I'm looking to create a variance/covariance matrix or a correlation matrix (I don't care which) on stock data.
The issue is that different symbols trade at different times, so my dataframe is not full.
How would I generate a covariance matrix on a dataset that has a timestamp column, and where some entries are null.
Here would be an example.
timestamp usdjpy AAPL NIKKEI
0 2021-01-01 00:00:00 4 NaN NaN
1 2021-01-01 00:05:00 5 5 NaN
2 2021-01-01 00:10:00 6 6 9
3 2021-01-01 00:15:00 4 2 4
4 2021-01-01 00:20:00 2 NaN 3
5 2021-01-01 00:25:00 7 NaN 7
What I would want here is the covariance between usdjpy and aapl to be computed on their overlapping timestamps.
Just use cov
, this will ignore the NaNs by default:
out = df.drop(columns=['timestamp']).cov()
Output:
usdjpy AAPL NIKKEI
usdjpy 3.066667 2.000000 5.250000
AAPL 2.000000 4.333333 10.000000
NIKKEI 5.250000 10.000000 7.583333
If you just want to compute the covariance between the tickers and usdjpy:
out = df[['AAPL', 'NIKKEI']].apply(lambda s: s.cov(df['usdjpy']))
# equivalent to
# df[['AAPL', 'NIKKEI']].apply(lambda s: s.dropna().cov(df['usdjpy']))
Output:
AAPL 2.00
NIKKEI 5.25
dtype: float64
For the correlation, use corr
:
df.drop(columns=['timestamp']).corr()
usdjpy AAPL NIKKEI
usdjpy 1.000000 0.960769 0.859793
AAPL 0.960769 1.000000 1.000000
NIKKEI 0.859793 1.000000 1.000000
df[['AAPL', 'NIKKEI']].corrwith(df['usdjpy'], axis=0)
AAPL 0.960769
NIKKEI 0.859793
dtype: float64
Excerpt of the cov
documentation on NaNs:
Both NA and null values are automatically excluded from the calculation. (See the note below about bias from missing values.) A threshold can be set for the minimum number of observations for each value created. Comparisons with observations below this threshold will be returned as NaN.
Notes
For DataFrames that have Series that are missing data (assuming that data is missing at random) the returned covariance matrix will be an unbiased estimate of the variance and covariance between the member Series.

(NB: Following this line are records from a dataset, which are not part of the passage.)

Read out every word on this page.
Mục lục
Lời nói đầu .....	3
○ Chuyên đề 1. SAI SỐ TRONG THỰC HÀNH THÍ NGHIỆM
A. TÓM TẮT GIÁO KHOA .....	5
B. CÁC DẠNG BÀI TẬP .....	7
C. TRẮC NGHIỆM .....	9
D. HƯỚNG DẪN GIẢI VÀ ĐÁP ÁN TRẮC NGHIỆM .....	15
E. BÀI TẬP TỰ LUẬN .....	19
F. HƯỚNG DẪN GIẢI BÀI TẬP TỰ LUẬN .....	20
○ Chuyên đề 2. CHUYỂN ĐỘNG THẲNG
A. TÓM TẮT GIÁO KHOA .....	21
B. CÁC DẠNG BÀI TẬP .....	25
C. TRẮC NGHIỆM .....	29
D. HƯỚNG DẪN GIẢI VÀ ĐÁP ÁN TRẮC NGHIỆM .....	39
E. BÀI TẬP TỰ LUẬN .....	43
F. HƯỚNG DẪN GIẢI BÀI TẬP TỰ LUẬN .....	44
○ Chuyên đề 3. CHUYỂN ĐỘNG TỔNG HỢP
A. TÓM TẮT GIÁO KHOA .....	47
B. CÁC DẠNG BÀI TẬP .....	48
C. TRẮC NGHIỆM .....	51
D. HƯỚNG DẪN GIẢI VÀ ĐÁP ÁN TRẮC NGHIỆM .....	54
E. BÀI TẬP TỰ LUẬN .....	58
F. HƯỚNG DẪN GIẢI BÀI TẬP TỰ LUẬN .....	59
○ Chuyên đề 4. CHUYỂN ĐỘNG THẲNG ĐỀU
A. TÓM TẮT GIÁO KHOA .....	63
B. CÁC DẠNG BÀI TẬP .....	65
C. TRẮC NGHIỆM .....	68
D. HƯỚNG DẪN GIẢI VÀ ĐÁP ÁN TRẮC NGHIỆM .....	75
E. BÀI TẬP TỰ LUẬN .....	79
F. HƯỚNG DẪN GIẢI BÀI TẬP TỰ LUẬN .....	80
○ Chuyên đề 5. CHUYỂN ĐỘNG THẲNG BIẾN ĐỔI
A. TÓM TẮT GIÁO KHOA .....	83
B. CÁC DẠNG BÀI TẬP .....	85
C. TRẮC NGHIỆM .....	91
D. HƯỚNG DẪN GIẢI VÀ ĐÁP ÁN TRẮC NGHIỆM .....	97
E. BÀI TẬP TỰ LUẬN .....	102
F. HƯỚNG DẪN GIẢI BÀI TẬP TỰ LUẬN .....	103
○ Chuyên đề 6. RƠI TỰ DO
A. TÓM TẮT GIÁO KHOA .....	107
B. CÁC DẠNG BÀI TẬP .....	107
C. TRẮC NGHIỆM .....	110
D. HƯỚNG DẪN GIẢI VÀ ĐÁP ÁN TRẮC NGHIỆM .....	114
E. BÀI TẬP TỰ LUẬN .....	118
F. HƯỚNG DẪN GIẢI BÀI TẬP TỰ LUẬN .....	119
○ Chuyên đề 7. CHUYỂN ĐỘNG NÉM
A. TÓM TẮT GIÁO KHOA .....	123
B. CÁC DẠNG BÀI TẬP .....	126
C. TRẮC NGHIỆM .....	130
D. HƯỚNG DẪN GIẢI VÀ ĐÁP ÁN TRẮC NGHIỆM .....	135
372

However, for many applications this estimate may not be acceptable because the estimate covariance matrix is not guaranteed to be positive semi-definite. This could lead to estimate correlations having absolute values which are greater than one, and/or a non-invertible covariance matrix. See Estimation of covariance matrices for more details.